No solo para evitar situaciones de peligro,

sino porque esta enfermedad les aísla.

Es importante que compartan su día a día con alguien,

que tengan alguien con quien charlar, hace que sea más llevadera.

-Pues a ver cómo hago para convencerla.

-Puedo hablar con ella, pero...

Te voy a dar un consejo, mira...

acude a este tipo de asociaciones. Son de enfermos y de familiares

de enfermos de alzhéimer. Ellos te ayudarán muchísimo mejor que yo.

A ti y a tu madre os esperan momentos muy duros y...

no vas a poder afrontarlos tú solo. -Lo sé.

Ojalá mis hermanos estuvieran aquí, conmigo.

Gracias por atenderme, doctor.

(Puerta)

Hola, ¿se puede? Hola, tú debes ser la compañera

de mi hija Paula, de la comisaría. Sí, soy Lara. Encantada.

Muchas gracias por hacerme un hueco, doctor... Bremón. (RÍE)

Lo siento, es que me suena muy raro. (RÍE) Siéntate, siéntate.

Bueno, si prefieres llamarme comisario, yo no tengo

ningún inconveniente. Eh... No, no, por favor.

Con su hermano tengo suficiente, gracias.

No me extraña y por favor, tutéame.

Necesito que estés cómoda en mi consulta para que puedas

decirme libremente qué necesitas de mí.

Vale, pues nos tratamos de tú. Perfecto. Pues dime, Lara,

¿qué necesitas de mí? Pues que borres un recuerdo doloroso.

Tengo una cicatriz fea en la pierna y me recuerda un accidente

que tuve en moto. (ASIENTE)

Tranquila, hoy en día hay diversas técnicas para eliminar

las cicatrices. Láser CO2, micropigmentación, dermoabrasión...

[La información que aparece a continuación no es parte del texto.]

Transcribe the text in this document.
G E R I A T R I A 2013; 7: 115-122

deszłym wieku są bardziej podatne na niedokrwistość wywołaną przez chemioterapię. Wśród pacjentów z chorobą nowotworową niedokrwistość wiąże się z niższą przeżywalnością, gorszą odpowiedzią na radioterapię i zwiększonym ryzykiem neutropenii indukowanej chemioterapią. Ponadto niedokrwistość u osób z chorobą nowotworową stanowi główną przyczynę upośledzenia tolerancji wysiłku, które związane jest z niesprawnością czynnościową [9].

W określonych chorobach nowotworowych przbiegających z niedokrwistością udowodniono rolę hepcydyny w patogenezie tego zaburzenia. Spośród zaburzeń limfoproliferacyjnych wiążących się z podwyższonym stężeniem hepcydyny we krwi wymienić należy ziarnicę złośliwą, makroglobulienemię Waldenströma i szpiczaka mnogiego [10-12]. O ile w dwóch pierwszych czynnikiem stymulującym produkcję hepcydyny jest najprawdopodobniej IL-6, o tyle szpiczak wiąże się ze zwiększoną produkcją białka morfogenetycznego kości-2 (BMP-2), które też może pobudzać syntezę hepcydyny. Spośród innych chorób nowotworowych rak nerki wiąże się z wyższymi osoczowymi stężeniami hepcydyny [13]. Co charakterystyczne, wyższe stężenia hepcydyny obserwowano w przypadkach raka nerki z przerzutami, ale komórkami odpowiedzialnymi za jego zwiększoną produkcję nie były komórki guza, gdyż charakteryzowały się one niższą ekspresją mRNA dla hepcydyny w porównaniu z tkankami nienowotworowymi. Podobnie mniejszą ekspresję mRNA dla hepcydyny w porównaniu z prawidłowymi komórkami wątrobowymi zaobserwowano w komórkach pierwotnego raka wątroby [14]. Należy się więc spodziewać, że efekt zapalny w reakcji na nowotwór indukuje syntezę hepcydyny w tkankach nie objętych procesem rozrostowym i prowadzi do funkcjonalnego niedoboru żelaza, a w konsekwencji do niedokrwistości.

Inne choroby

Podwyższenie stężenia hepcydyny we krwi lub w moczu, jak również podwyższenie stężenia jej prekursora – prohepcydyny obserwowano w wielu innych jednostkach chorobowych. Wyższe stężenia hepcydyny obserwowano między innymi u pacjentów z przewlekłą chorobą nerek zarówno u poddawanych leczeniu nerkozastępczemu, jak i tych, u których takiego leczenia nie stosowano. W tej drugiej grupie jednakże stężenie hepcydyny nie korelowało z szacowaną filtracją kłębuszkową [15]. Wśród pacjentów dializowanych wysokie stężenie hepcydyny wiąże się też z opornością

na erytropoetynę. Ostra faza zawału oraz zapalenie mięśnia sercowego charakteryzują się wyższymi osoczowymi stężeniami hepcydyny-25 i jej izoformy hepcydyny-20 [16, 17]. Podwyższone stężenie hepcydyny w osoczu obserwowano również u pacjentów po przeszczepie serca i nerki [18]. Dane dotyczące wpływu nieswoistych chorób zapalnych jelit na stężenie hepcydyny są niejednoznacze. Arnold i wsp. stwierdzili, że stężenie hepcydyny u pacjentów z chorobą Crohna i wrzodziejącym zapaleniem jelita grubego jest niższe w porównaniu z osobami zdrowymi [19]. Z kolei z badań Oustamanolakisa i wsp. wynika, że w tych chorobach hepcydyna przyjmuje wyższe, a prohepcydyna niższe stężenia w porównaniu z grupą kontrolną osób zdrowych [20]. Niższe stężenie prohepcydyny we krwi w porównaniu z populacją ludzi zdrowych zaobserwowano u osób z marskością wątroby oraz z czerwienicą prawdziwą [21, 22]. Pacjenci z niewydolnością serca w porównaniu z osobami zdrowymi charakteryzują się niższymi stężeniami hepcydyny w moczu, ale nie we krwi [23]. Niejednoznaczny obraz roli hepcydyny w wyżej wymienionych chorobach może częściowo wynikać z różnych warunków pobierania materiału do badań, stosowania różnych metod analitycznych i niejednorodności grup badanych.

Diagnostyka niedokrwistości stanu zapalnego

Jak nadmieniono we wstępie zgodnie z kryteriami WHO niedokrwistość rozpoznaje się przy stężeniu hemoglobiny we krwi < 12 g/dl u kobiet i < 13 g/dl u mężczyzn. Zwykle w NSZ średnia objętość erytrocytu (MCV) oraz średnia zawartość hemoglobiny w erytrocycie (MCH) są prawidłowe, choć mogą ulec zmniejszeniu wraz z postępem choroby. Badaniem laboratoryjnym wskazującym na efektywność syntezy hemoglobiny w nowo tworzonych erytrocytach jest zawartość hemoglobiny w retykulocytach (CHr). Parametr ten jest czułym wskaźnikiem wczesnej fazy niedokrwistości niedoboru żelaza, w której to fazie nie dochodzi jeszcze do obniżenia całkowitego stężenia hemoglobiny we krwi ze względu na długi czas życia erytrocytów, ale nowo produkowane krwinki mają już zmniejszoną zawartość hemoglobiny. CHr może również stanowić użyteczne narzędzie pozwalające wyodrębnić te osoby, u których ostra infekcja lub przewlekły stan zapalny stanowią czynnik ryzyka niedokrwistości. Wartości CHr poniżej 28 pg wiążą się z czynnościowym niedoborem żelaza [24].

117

Y además, todas tienen resultados espectaculares.

Pues muy bien. La verdad es que sería genial dejar de verla.

Mi madre dice que es perfecta para que no me olvide del día

en el que volví a nacer, pero a mí solo me recuerda lo idiota que era

por aquel entonces.

Si borrara recuerdos igual que borro cicatrices, me haría de oro.

Si te parece, vamos a empezar por una exploración visual

y así, puedo decirte el tratamiento más acorde a tu lesión.

De acuerdo.

Descúbrete y sube a la silla, por favor.

Rocío.

(SUSURRA) Ven aquí.

Oye, estoy muy contento de que estés de vuelta.

No puedo ni imaginar por lo que has pasado.

Miguel, ¿te importa que hablemos dentro?

-No, claro, pasa.

-Así que, ya estás enterado de todo, ¿no?

-Sí, Verónica me ha estado poniendo al día.

Sé que ayer la vista fue un poco más larga de lo esperado,

pero estaba claro que te iban a soltar.

Al final, lo único que has hecho ha sido defenderte de un animal.

-Sí, bueno, todavía tengo que demostrarlo delante de un juez.

-Pero ¿tienes dudas sobre eso?

Verónica dice que tu argumentación es incontestable.

-Sí, sí, eso dice ella, pero...

no sé, Miguel, yo... hasta que llegue el día estaré ahí con el comecocos.

Por eso creo que es mejor que no hablemos mucho del tema,

que te lo agradezco. Sé que lo haces porque te preocupas...

pero...

creo que cuanta menos gente se entere, mejor.

-Bueno, disculpa si te ha molestado, pero no te preocupes.

No voy a ir por ahí contándolo. -Ya lo sé.

Ahora estoy intentando tirar para adelante como pueda

y para mí lo más importante es conservar el trabajo.

-Pero ¿hay alguna razón por la que... podrías perder el trabajo?

-Hombre, sí. El otro día falté a trabajar, Miguel, y...

mi jefa se ha enterado de todo y además, tuve que pedir otro día,

que me cambien el turno para poder venir al examen y...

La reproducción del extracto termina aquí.